Monday, August 4, 2008
YourBlackEducation: Alain Locke vs. W.E.B DuBois Applies To Black TV
By Chiderah A. Monde
W.E.B Du Bois and Alain Locke had contrasting ideas about how Black life should be portrayed by Black Art. In theatre, Du Bois’s plays depicted black life as it was: political propaganda, with struggling or less wealthy black families, self-taught intellectualism, and challenges of oppression. Locke’s plays reflected Black life as he thought it should be: successful and happy, with wealth, political equality and the triumphant black families.
Such views of Black life today have maintained similar contrasts, except now we’ve seen the same on television. Black sitcoms have made their way into the two categories that reflect Locke and DuBois’s contrasting beliefs.

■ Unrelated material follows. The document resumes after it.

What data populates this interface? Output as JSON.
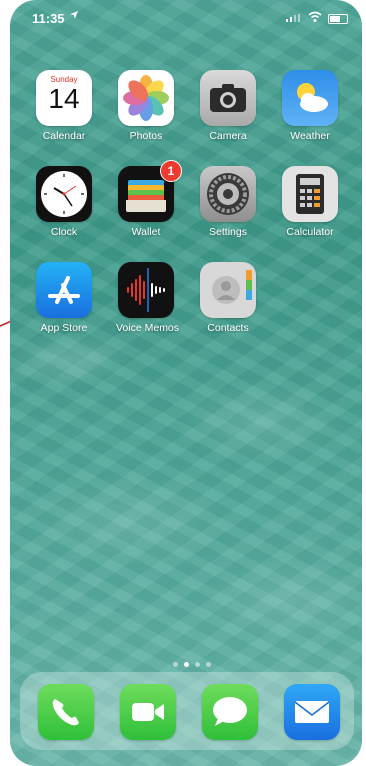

For example, shows like “The Cosby Show”, “The Jeffersons”, “Family Matters”, and “Fresh Prince of Bel Air” portray Black life as we generally want it to be. The shows all have the successful and triumphant families aspect. There’s overall wealth and political equality (although sometimes there were episodes that showed the reality of racism), a tight-knit family that always worked through their problems, and most importantly, the stress of higher education for the shows with children- whether it is going to an Ivy League school or an HBC.
Shows like “Different Strokes”, “Living Single”, “All Of Us”, and now “House of Payne” portray Black life as it is in reality. There’s extended, multi-generational or broken families present in each sitcom, which reflects the truth that most Black families go beyond just the “nuclear” two parents and children model. There are also day-to-day (multi episode) struggles, lessons learned, and realizations of each character’s roles in the family and in society (like coming from a tough neighborhood or broken family). There isn’t necessarily a focus on the colleges that the characters go or went to, but more so a focus on the jobs they now hold.
It is no question that both televised ideas of Black life illustrate and reflect actual Black life. The ongoing argument of which one is more necessary can be satisfied by the successful ratings of both types of television sitcoms. I think both are very necessary, because there is factual support that shows like “The Cosby Show” increased enrollment in historically Black colleges and universities, and shows like “Living Single” (and later “Girlfriends”) have made it acceptable for Black women to be single and still successful.
Although these two theories of Black television summarize just about every Black sitcom, there are exceptions and characters of shows that fall into both categories. More importantly, as we move forward with the “life as it is” type of shows, there are still remnants of inferiority on television. There are now fewer shows that model Locke’s idea of “life as we want it to be” than there were in the 1970s and 1980s, and now most shows depict Du Bois’s “life as it is” with Black people having to teach themselves and their families how to get by and maintain values within society.
The lack of the “perfect” or Cosby-like Black family on today’s television could be related to the wake-up call that Black people are no longer living like this. “That’s So Raven” was cancelled, “Romeo” was cancelled, “Smart Guy”, “One on One” and “Sister, Sister” were cancelled, and so was almost every show that young Black children watched on Disney and Nickelodeon to see traces of happy families and wealthy Black people. The so-called “reality” show “Baldwin Hills” on BET is the closest we’re getting to seeing Black people live lavishly on television, and to be honest- it is not a good look. Is it better to have more black characters mixed happily into white television shows? Perhaps in our day and age we have to, since we apparently cannot combat the idea that Black people just don’t live happily, successfully, lavishly and with full families anymore.